Clio Manage is a cloud-based legal practice management software, helping law firms manage the inner-working of their firm, from tracking billable activities, storing case materials, to generating bills, and accepting payments. The software is designed for a range of roles inside a legal firm, and for legal firms of different sizes. Among other features that help users manage their business, the billing part of the software centers on helping law firm users generate professional-looking bills, and send them to clients.
I joined Clio's billing team at the start of 2019, to conduct user research, analyse findings, design UI mock-ups, iterate on product design, and collaborate with a team of developers, product manager, and design lead to address the billing needs of Clio's large and diverse user base.
When I started at Clio, the first task was to get an understanding of the billing problem space and the billing software system. In addition to learning the on-boarding materials at Clio, I gathered contexts about the problem space by talking to designers in adjacent problem spaces, and reading exisitng user feedbacks from various sources (i.e. support tickets, NPS comments, Facebook group). Then I made graphics artefacts to synthesize these learnings, and helped to align other new members on the feature team with the problem spaces.
Billing as part of firm's business management workflow
For example, the swim-lane scenario chart documents a mid-sized firm's typical back-office workflow, based on the understanding of the internal team at the time. In a few sessions, the designers sat down and brain-dumped what they knew about how a firm's back-office (administrator, billing manager, accountant, etc) functions. I then formatted the chart and tested the readability. Each horizontal lane is the problem space of a different team, and in them, the features/user tasks for each scenario in the entire workflow.
The document helps to form a understanding of the problem spaces for each feature team, and acts as a faclitation tool in discussions about design and product decisions. It can also be updated in the future when more user research is conducted, and the understanding improves.

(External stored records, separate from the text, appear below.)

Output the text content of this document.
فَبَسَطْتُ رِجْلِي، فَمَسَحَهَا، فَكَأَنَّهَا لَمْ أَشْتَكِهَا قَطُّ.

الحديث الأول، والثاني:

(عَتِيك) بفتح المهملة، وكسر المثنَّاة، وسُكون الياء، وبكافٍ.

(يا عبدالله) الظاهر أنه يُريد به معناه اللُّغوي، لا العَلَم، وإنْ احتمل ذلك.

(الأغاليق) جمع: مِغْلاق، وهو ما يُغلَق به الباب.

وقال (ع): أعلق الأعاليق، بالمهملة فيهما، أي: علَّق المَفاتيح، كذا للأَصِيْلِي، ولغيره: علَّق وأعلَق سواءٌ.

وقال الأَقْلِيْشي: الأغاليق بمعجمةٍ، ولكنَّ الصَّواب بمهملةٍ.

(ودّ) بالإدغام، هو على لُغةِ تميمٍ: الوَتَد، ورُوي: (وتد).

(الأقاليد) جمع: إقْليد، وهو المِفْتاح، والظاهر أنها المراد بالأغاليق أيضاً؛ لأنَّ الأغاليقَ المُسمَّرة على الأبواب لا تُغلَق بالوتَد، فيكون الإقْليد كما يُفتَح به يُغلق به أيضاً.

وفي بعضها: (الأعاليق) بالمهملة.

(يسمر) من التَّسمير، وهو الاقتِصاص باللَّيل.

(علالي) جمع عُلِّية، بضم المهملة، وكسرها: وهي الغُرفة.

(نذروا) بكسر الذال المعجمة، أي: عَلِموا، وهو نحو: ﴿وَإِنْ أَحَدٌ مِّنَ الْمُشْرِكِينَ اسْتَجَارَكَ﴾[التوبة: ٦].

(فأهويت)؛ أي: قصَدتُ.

Existing billing system's system image
Furthermore, I took an information-architecture-first approach to understanding the billing system. Navigating through the billing UI, I mapped out the IA of the existing system, and pointed out the user-reported problems at each part of the workflow. Then I proposed a modified IA that incorporated some of the user's comments and mental model.
However, even though these diagrams made sense to the team, it was unrealistic to uproot the entire billing system and make the multiple changes proposed in the diagrams. Instead, we decided to do more qualitative user interviews to understand which user problems are going to have the biggest impacts, out of all the problems in a billing. Then create a solution that addresses as many of them as possible.
Discovery research on law firms' general billing experience
To answer the question "what are the most important problems facing the most users in their billing experience?", the design lead deviced a research plan to ask a few research questions to wholistically understand different law firms and users' billing experience. We then conducted telephone interviews with users who fit the profile for our research topic. I took verbatim notes in the sessions, sometimes asked probing questions. At the end of the 2 week of interviews, we performed an affinity mapping analysis. I pulled out interviewees' key actions, emotions, attitudes, and quotes from each interview. Then collaboratively sorted them into themes with the design lead.
The insights from the affinity maps were then written, formatted, and posted on Confluence to align the understanding of feature team members.
Prioritize, focus, and iterate
Along with the insights from the discovery research, I gathered the most requested issues in billing from a few different sources. The product manager, design lead, and I then combed through the issues, grouped them into themes, and prioritized them based on the impact we think they have on users and firms.
The outcome that we thought would make the most impact to most users, was making the follow-up with clients easier, with regards to what they owe to the firm. Law firms often lost track of which clients still owe them money, and how much money they still owe. Firms then don’t have time to follow up with clients, because other parts of billing also takes up significant amount of time. This project became the Outstanding Balances feature.
In this project, I conducted more user interviews for validation, iterated on design details, word-smithed UX copy, worked with developers and product manager, and manual QA the implementation for bugs.
The reulst is a feature that received very positive customer feedback even in the beta phase, and greatly reduced the customer pain in this area.